2013年3月20日、黒田東彦氏が日本銀行の総裁に就任した。安倍晋三首相の「今までとは次元の違う金融緩和をしてほしい」という要請を受けて、彼が発表した「マネタリーベース(日銀の発行する通貨)を2年で2倍にする」という「量的・質的緩和」は、まさに異次元の金融政策として市場に衝撃を与えた。

 それから1年。異次元緩和は何を変え、何を変えなかったのだろうか。ここでは黒田日銀の1年をデータで振り返ってみよう。

株価は「リーマン・ショック前」に戻った

 この1年で最も目立った変化は、株価が上がったことだ。図1のように、日経平均株価は、黒田氏が就任したときの1万2000円台から、昨年末には1万6000円台に乗せた。

図1 GDPと為替と株価(出所:内閣府ほか)

 株価上昇は安倍首相が就任した2012年末から始まっていたが、それから1年で「リーマン・ショック」前の2007年末の水準に戻した。これはドル/円レートとほぼ連動して動いており、円安が株高の原因だったことが分かる。
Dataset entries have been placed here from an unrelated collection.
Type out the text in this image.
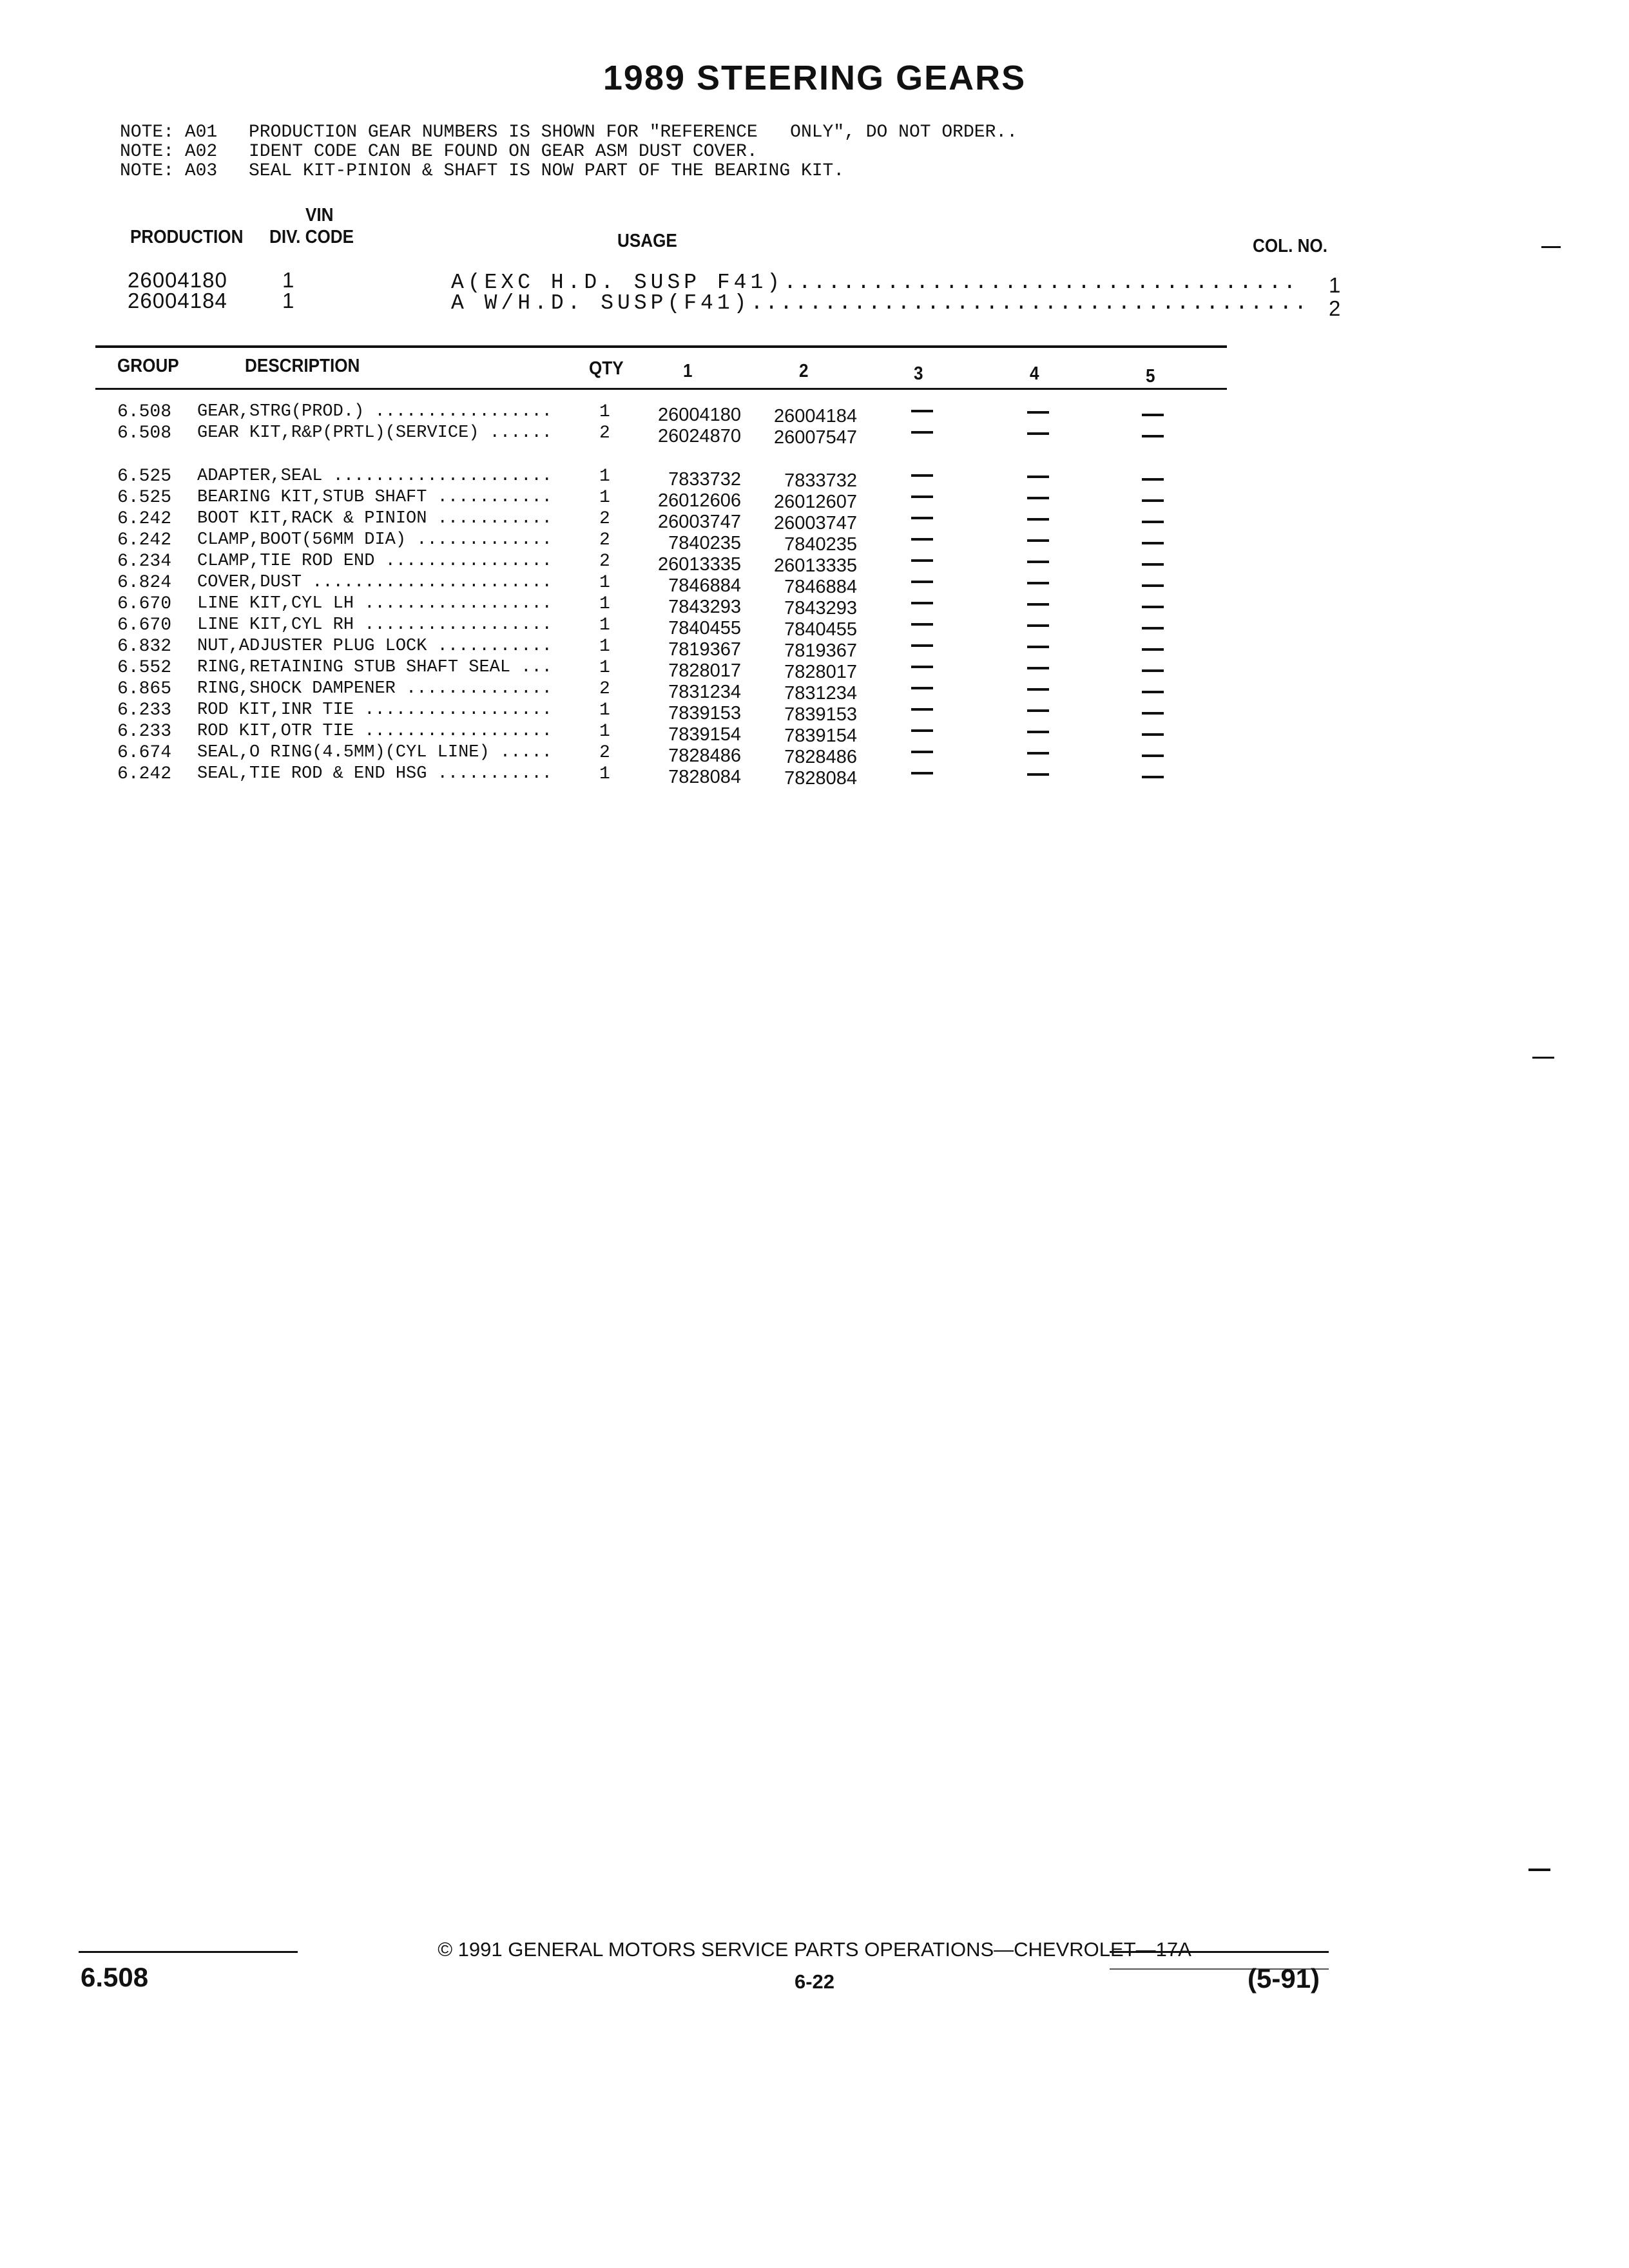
1989 STEERING GEARS
NOTE: A01 PRODUCTION GEAR NUMBERS IS SHOWN FOR "REFERENCE   ONLY", DO NOT ORDER..
NOTE: A02 IDENT CODE CAN BE FOUND ON GEAR ASM DUST COVER.
NOTE: A03 SEAL KIT-PINION & SHAFT IS NOW PART OF THE BEARING KIT.
VIN
PRODUCTION DIV. CODE	USAGE	COL. NO.
26004180	1	A(EXC H.D. SUSP F41)................................... 1
26004184	1	A W/H.D. SUSP(F41)...................................... 2
GROUP	DESCRIPTION	QTY	1	2	3	4	5
6.508 GEAR,STRG(PROD.) .................	1	26004180	26004184
6.508 GEAR KIT,R&P(PRTL)(SERVICE) ......	2	26024870	26007547
6.525 ADAPTER,SEAL .....................	1	7833732	7833732
6.525 BEARING KIT,STUB SHAFT ...........	1	26012606	26012607
6.242 BOOT KIT,RACK & PINION ...........	2	26003747	26003747
6.242 CLAMP,BOOT(56MM DIA) .............	2	7840235	7840235
6.234 CLAMP,TIE ROD END ................	2	26013335	26013335
6.824 COVER,DUST .......................	1	7846884	7846884
6.670 LINE KIT,CYL LH ..................	1	7843293	7843293
6.670 LINE KIT,CYL RH ..................	1	7840455	7840455
6.832 NUT,ADJUSTER PLUG LOCK ...........	1	7819367	7819367
6.552 RING,RETAINING STUB SHAFT SEAL ...	1	7828017	7828017
6.865 RING,SHOCK DAMPENER ..............	2	7831234	7831234
6.233 ROD KIT,INR TIE ..................	1	7839153	7839153
6.233 ROD KIT,OTR TIE ..................	1	7839154	7839154
6.674 SEAL,O RING(4.5MM)(CYL LINE) .....	2	7828486	7828486
6.242 SEAL,TIE ROD & END HSG ...........	1	7828084	7828084
© 1991 GENERAL MOTORS SERVICE PARTS OPERATIONS—CHEVROLET—17A
6.508	6-22	(5-91)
 しかし今年に入ってから日経平均は下がり、1万4000円台になった。そして昨年末までドル/円と連動していた株価が、今年に入ってあまり連動しなくなった。ドルは101~104円のレンジを上下しているが、株価は一本調子で下げている。

 これは当初の「量的緩和→円安→製造業の業績回復」という予想に反して、貿易赤字が史上最悪になったことが影響しているのだろう。確かにトヨタ自動車やホンダなど一部の輸出企業は史上最高益を更新する勢いだが、原発を停止されたままの電力は巨額の赤字にあえいでいる。

 大きな違いは、今まで円安で業績が回復した電機の収益が悪化したことだ。これは電機産業がすでに輸入産業だからである。資本主義のグローバル化で、黒田氏の期待した「円安で景気回復」というメカニズムは働かず、むしろ貿易赤字が増えて円安は日本経済にマイナスになってしまった。

 ただ2012年までの日本の株価は大幅な過小評価であり、これがリーマン・ショック前に戻ったのは、日銀の大胆な金融緩和の心理的効果も大きい。この点では、異次元緩和は合格点と言えよう。